Protocol: Communication standards that determine message content and format, enabling uniformity of transmissions.

Public Warehouse: The warehouse space that is rented or leased by an independent business providing a variety of services for a fee or on a contract basis.

Public Warehousing: The storage of goods by a firm that offers storage service for a fee to the public.

Public Warehouse receipt: The basic document a public warehouse manager issues as a receipt for the goods a company gives to the warehouse manager. The receipt can be either negotiable or nonnegotiable.

Pull Signal: A signal from a using operation that triggers the issue of raw material.

Pull or Pull-Through Distribution: Supply chain action initiated by the customer. Traditionally, the supply chain was pushed; manufacturers produced goods and pushed them through the supply chain and the customer had no control. In a pull environment, a customer's purchase sends replenishment information back through the supply chain from retailer to distributor to manufacturer so goods are pulled through the supply chain.

Pull Ordering System: A system in which each warehouse controls its own shipping requirements by placing individual orders for inventory with the central distribution center. A replenishment system where inventory is "pulled" into the supply chain (or "demand chain" by POS systems, or ECR programs). Associated with "build to order" systems.

Purchase Order (PO): The purchaser's authorization used to formalize a purchase transaction with a supplier. The physical form or electronic transaction a buyer uses when placing an order for merchandise.

Purchase Price Discount: A pricing structure in which the seller offers a lower price if the buyer purchases a larger quantity.

Purchasing: The functions associated with buying the goods and services the firm requires.

Pure Raw Material: A raw material that does not lose weight in processing.

Push Distribution: The process of building product and pushing it into the distribution channel without receiving any information regarding requirements. Also see: Pull or Pull-Through Distribution.

Push Ordering System: A situation in which a firm makes inventory deployment decisions at the central distribution center and ships to its individual warehouses accordingly.
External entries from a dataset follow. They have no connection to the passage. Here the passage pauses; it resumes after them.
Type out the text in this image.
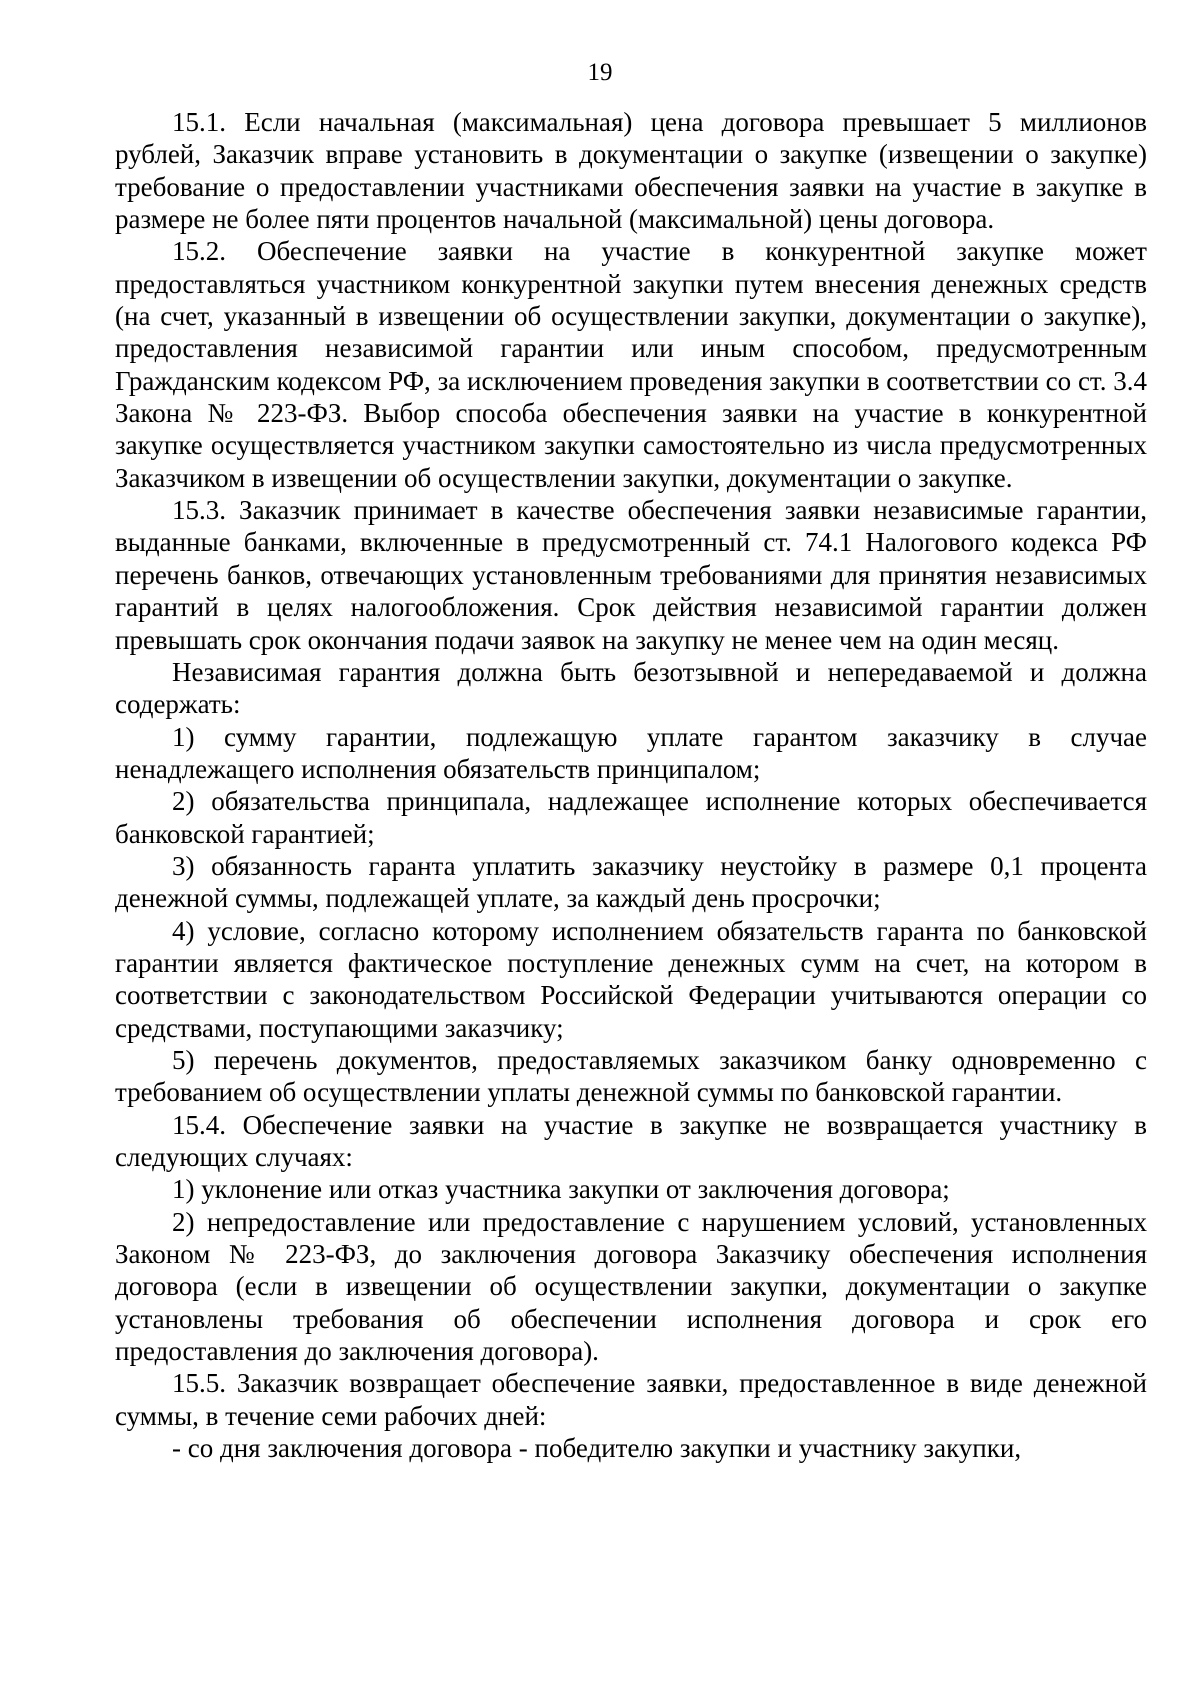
19

15.1. Если начальная (максимальная) цена договора превышает 5 миллионов рублей, Заказчик вправе установить в документации о закупке (извещении о закупке) требование о предоставлении участниками обеспечения заявки на участие в закупке в размере не более пяти процентов начальной (максимальной) цены договора.

15.2. Обеспечение заявки на участие в конкурентной закупке может предоставляться участником конкурентной закупки путем внесения денежных средств (на счет, указанный в извещении об осуществлении закупки, документации о закупке), предоставления независимой гарантии или иным способом, предусмотренным Гражданским кодексом РФ, за исключением проведения закупки в соответствии со ст. 3.4 Закона № 223-ФЗ. Выбор способа обеспечения заявки на участие в конкурентной закупке осуществляется участником закупки самостоятельно из числа предусмотренных Заказчиком в извещении об осуществлении закупки, документации о закупке.

15.3. Заказчик принимает в качестве обеспечения заявки независимые гарантии, выданные банками, включенные в предусмотренный ст. 74.1 Налогового кодекса РФ перечень банков, отвечающих установленным требованиями для принятия независимых гарантий в целях налогообложения. Срок действия независимой гарантии должен превышать срок окончания подачи заявок на закупку не менее чем на один месяц.

Независимая гарантия должна быть безотзывной и непередаваемой и должна содержать:

1) сумму гарантии, подлежащую уплате гарантом заказчику в случае ненадлежащего исполнения обязательств принципалом;

2) обязательства принципала, надлежащее исполнение которых обеспечивается банковской гарантией;

3) обязанность гаранта уплатить заказчику неустойку в размере 0,1 процента денежной суммы, подлежащей уплате, за каждый день просрочки;

4) условие, согласно которому исполнением обязательств гаранта по банковской гарантии является фактическое поступление денежных сумм на счет, на котором в соответствии с законодательством Российской Федерации учитываются операции со средствами, поступающими заказчику;

5) перечень документов, предоставляемых заказчиком банку одновременно с требованием об осуществлении уплаты денежной суммы по банковской гарантии.

15.4. Обеспечение заявки на участие в закупке не возвращается участнику в следующих случаях:

1) уклонение или отказ участника закупки от заключения договора;

2) непредоставление или предоставление с нарушением условий, установленных Законом № 223-ФЗ, до заключения договора Заказчику обеспечения исполнения договора (если в извещении об осуществлении закупки, документации о закупке установлены требования об обеспечении исполнения договора и срок его предоставления до заключения договора).

15.5. Заказчик возвращает обеспечение заявки, предоставленное в виде денежной суммы, в течение семи рабочих дней:

- со дня заключения договора - победителю закупки и участнику закупки,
Push Technology: Web casting (push technology) is the prearranged updating of news, weather, or other selected information on a computer user's desktop interface through periodic and generally unobtrusive transmission over the World Wide Web (including the use of the web protocol on intranet). Web casting uses so-called push technology in which the web server ostensibly pushes information to the user rather than waiting until the user specifically requests it.

Put Away: Removing the material from the dock (or other location of receipt), transporting the material to a storage area, placing that material in a staging area, and then moving it to a specific location and recording the movement and identification of the location where the material has been place.